ちなみにこの作家のもには、行動派のミステリー仕立てのものが多い。

部屋の窓辺・1 柾の赤い実
この実を食べにヒヨドリやときにはツグミがやってくる
今回の「帰郷者」は、文字通り帰郷する者(あるいはしない者)の話で、ホメーロスの英雄譚「オデュッセイア」でのオデュッセウスの帰郷と、その息子テーレマコスによる父を探索するための旅とが通奏低音のように響き合っている。
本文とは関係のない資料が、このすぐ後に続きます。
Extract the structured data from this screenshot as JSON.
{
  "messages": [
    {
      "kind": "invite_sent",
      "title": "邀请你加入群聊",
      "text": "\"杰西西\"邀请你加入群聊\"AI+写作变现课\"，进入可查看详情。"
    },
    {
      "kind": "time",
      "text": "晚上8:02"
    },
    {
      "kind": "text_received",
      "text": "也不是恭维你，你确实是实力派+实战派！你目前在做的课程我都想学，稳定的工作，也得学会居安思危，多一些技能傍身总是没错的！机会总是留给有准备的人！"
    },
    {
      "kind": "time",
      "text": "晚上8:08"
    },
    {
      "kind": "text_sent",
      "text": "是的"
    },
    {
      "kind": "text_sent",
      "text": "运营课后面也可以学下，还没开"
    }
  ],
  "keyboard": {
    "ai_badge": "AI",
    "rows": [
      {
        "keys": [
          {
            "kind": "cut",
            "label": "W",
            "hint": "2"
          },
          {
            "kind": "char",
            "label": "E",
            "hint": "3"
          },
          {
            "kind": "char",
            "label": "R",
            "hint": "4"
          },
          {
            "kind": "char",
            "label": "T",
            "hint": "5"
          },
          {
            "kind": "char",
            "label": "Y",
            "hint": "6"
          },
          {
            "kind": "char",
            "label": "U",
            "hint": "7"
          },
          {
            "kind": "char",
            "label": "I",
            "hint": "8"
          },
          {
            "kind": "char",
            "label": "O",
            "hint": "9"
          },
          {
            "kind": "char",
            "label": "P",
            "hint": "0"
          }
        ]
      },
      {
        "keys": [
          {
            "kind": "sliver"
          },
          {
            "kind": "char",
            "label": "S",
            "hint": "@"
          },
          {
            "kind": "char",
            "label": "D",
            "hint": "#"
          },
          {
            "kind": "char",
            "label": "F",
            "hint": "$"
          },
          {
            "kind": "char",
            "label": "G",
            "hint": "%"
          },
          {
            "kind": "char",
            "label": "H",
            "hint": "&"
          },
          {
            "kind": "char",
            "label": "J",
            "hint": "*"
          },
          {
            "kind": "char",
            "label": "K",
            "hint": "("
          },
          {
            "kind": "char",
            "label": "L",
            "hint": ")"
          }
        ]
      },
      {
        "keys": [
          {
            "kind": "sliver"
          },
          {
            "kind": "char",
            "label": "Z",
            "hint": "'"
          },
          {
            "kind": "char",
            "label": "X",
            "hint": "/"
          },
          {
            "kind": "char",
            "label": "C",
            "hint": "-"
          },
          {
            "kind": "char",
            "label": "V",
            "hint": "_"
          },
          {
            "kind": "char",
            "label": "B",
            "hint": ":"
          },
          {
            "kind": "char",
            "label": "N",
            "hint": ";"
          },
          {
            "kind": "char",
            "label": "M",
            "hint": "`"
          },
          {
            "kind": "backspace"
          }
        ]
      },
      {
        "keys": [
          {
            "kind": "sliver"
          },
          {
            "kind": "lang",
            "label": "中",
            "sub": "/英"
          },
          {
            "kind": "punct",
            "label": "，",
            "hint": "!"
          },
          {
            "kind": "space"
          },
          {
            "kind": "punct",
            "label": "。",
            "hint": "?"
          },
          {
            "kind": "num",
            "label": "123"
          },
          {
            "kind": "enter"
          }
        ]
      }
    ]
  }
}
ようするに、第二次大戦後の主人公の父の帰郷の謎とその探索をする主人公の話なのだが、これは上に見たオデュッセウスとテーレマコスの旅の再生であると同時に、このテーレマコスに擬された主人公自身の帰郷をめぐる話でもある。
したがってこの小説は、オデュッセウス、主人公の父、主人公という三重の帰郷をめぐる物語といっていい。
いかにもヨーロッパ的な道具立ての小説ではある。
主人公は、帰郷すると同時に姿をくらました父の足跡を追い、ドイツからアメリカへと行く。
アメリカ、この包容力のある大陸には何かのきっかけに様々な人たちが渡る。亡命者として、あるいは逃亡者として・・・。
なかには大戦時、何らかの形でナチズムに関わり合った人たちも居る。主人公の父もその容疑の範囲内である。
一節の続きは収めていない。